Strength of the tpr promoters containing different numbers of G residues measured by GFP quantitative real-time RT-PCR. This analysis shows for Subfamily II promoters (tprE, tprG, and tprJ) a decrease in the amount of GFP mRNA as the number of G residues increases. Similar low levels of GFP mRNA (note values on y-axis) are induced by Subfamily I promoters (tprF and tprI) regardless of the number of Gs. Values represent the means ± SE of quadruplicate measurements. Where the bars are not visible, the mean values are shown as numbers. Positive control is not shown (value reported) so that tprF/I values could be visualized.
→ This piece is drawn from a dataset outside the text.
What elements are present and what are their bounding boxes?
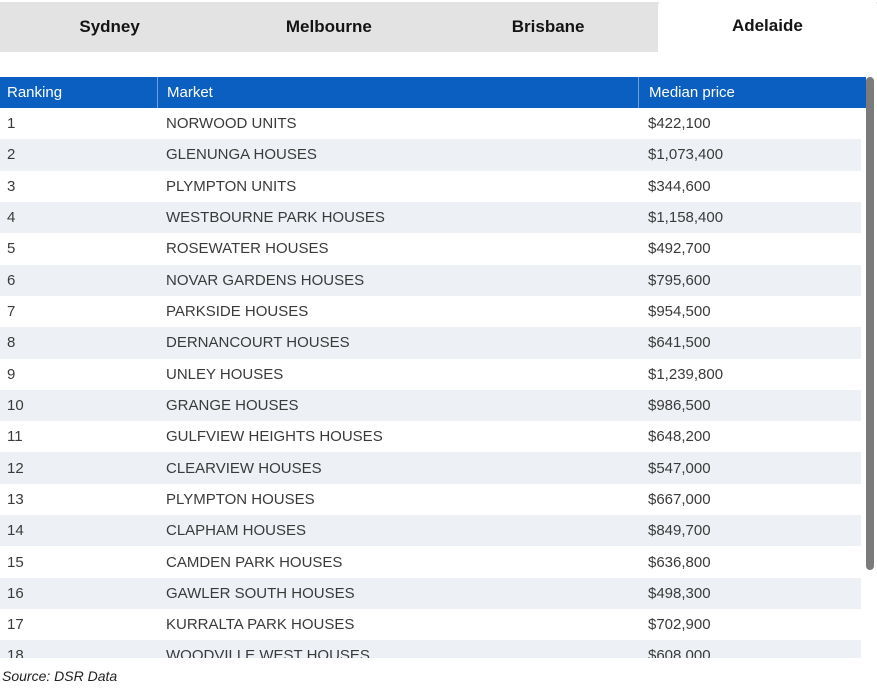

Negative and positive controls were RNA extracted from Escherichia coli cultures transformed with a promoterless pGlow-TOPO vector and lac promoter/pGlow-TOPO vector, respectively.

Fig. 6

Real time quantitative RT-PCR analysis of Subfamily II tpr message levels in treponemes harvested at peak orchitis from rabbits experimentally infected with the Nichols, Sea 81-4, Chicago and Bal 73-1 strains of Treponema pallidum. Message levels were correlated with the distribution of G residues within tprE, G and J promoters reported in Fig. 3. Reported values represent the mean ± SE of triplicate assays for each cDNA sample; number of copies of tpr transcript are expressed per 100 copies of the 47 kDa lipoprotein message. The Sea 81-4 tprJ locus harbors a tprG/J hybrid molecule, which required specific primers (Table 1).